Colchicin-Intoxikation wegen Überdosierung und Interaktion

Anamnese

Ein 68-jähriger Mann befindet sich nach einem akuten Gichtanfall in stationärer Behandlung und erhält Colchicin 8 mg an den ersten drei Behandlungstagen. Wegen eines kürzlich erlittenen Magenulkus erhielt der Patient nicht die anderen First-Line-Therapien mit NSAR und/oder Prednisolon [1, 2, 3]. Vor der erneuten Gabe des Colchicin am vierten Tag klagt der Patient über starke Übelkeit, Erbrechen und Durchfälle.

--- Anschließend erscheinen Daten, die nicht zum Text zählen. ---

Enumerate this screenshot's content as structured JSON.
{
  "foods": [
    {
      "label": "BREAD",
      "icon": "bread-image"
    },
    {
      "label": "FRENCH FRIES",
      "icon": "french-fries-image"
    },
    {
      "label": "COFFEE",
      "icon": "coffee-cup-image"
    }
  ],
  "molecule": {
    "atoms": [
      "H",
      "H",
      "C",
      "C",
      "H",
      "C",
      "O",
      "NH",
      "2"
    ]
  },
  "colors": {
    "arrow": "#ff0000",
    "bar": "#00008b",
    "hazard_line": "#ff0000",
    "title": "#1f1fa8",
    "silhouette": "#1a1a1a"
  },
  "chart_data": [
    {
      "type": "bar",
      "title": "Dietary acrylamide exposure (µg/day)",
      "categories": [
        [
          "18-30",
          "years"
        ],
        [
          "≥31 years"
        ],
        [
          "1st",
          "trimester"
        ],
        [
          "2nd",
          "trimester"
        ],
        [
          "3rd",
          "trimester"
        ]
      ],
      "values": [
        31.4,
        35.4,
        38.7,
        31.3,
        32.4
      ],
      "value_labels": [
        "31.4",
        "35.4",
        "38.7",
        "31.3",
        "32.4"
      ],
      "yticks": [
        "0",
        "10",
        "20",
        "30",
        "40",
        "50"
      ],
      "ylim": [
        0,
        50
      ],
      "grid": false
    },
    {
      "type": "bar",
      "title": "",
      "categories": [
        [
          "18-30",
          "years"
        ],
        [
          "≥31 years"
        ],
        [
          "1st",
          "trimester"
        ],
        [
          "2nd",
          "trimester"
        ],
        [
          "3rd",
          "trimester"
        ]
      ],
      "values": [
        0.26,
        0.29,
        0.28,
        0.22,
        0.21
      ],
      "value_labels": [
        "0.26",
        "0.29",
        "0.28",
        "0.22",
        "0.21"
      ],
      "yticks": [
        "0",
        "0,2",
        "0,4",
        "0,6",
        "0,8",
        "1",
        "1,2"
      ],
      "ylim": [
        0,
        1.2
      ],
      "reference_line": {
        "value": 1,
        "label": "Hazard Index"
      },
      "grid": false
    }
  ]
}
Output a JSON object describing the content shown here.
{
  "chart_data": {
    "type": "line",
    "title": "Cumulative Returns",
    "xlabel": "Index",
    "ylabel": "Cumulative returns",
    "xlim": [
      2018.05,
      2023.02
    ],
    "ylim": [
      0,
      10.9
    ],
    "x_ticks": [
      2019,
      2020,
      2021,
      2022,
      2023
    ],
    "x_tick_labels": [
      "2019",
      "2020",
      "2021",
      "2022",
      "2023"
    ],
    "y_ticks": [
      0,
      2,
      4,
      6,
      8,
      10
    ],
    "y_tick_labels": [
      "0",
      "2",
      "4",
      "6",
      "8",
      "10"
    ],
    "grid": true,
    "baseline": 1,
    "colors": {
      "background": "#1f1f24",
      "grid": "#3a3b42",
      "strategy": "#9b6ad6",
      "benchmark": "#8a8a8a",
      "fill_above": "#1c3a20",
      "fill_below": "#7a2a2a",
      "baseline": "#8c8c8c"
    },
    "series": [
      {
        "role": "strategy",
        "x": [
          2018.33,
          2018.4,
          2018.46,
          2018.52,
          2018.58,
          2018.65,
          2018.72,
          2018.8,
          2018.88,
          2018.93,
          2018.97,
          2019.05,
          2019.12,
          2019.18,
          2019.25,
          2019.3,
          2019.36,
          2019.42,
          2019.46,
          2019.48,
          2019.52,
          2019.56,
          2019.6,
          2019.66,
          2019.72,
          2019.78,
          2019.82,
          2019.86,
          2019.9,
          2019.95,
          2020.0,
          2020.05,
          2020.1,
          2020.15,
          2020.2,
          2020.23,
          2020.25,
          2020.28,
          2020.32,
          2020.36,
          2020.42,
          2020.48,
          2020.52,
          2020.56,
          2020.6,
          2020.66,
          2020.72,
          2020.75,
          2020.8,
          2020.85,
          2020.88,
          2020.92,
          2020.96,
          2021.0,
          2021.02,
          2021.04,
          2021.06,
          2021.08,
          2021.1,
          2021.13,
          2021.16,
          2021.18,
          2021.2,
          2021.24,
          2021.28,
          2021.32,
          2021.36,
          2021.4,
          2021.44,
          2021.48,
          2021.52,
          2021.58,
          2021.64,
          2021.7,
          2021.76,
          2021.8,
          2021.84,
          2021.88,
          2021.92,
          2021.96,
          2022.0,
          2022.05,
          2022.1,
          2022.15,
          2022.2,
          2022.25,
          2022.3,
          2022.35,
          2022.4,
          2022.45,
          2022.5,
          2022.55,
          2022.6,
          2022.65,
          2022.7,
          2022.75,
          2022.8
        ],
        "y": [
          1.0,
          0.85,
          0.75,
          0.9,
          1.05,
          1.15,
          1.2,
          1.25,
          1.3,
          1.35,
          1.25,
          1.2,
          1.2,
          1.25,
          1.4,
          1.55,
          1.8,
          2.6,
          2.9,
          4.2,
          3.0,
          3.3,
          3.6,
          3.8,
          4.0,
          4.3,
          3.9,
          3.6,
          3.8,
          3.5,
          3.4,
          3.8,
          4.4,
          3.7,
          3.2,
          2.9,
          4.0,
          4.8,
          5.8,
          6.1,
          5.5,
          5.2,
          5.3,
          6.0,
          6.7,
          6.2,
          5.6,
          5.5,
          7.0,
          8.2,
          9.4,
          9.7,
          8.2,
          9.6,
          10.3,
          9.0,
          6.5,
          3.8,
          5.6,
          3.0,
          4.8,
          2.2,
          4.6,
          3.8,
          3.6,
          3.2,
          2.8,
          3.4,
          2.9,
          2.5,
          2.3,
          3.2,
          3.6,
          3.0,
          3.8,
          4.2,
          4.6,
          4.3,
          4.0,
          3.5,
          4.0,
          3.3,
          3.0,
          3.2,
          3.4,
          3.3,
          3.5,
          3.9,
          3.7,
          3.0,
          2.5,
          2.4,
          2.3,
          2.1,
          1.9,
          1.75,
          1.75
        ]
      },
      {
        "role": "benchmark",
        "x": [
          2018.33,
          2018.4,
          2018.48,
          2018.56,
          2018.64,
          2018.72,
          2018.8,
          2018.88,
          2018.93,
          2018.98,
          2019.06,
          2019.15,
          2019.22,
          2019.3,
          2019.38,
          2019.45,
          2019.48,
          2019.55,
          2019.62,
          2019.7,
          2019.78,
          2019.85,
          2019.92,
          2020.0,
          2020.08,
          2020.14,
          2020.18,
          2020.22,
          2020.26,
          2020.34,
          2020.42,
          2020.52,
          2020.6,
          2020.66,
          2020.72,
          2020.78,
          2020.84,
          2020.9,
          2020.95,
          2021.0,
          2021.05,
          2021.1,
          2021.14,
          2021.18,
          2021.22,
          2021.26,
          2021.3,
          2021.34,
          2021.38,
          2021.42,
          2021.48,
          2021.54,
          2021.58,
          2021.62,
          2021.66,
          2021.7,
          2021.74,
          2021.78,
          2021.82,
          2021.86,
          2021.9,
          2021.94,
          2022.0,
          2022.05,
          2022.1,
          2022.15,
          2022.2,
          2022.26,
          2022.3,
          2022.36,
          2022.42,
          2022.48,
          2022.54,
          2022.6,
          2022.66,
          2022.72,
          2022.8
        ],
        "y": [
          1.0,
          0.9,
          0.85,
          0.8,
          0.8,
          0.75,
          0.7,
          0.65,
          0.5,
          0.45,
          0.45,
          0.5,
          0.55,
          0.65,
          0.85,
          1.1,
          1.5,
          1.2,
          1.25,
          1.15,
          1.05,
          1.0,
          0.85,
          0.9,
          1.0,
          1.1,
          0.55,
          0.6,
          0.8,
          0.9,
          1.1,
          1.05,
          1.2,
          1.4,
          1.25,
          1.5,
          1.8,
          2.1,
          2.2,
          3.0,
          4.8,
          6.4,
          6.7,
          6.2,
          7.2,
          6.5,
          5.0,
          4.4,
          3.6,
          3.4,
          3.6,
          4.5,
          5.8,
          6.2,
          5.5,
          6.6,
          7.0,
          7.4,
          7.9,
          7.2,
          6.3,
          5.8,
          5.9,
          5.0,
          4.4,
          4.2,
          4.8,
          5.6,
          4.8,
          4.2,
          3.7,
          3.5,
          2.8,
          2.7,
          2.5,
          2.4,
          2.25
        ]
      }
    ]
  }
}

Außerdem konnte in seinem Blutbild eine stark erniedrigte Konzentration an neutrophilen Granulozyten (98 Zellen/µl [Referenzbereich: 1500 bis 7700 Zellen/µl], entspricht 0,098 Gpt/l [Referenzbereich: 1,5 bis 7,7 Gpt/l]) festgestellt werden.

Aktuelle Medikation

Verapamil retard 240 mg 1–0–0 
Nexium MUPS 20 mg 1–0–0 
Akutmedikation: Colchicin 8 mg verteilt über drei Tage

Abb. 1. Der Wirkstoff Colchicin ist nach der Herbstzeitlosen ("Colchicum autumnale") benannt, aus der er bereits im 19. Jahrhundert isoliert wurde [Foto: privat]

Diagnose

Akute Colchicin-Intoxikation

Pathomechanismus

Colchicin ist ein Mitosehemmstoff mit enger therapeutischer Breite, der vor allem die Bildung neutrophiler Granuloyzten inhibiert und deren Einwanderung in entzündetes Gewebe unterbindet. In diesem Fall wurde die Maximaldosis von Colchicin (max. 6 mg pro Gichtanfall) überschritten.

Außerdem liegt eine klinisch relevante Wechselwirkung vor. Verapamil hemmt als CYP3A4-Inhibitor den Metabolismus von Colchicin, das größtenteils über dieses Enzym verstoffwechselt wird. Retardiertes Verapamil erhöht die maximale Plasmakonzentration (Cmax) von Colchicin um 30% [6]. Dies führt zu einem erheblichen Risiko für vermehrte Colchicin-UAW.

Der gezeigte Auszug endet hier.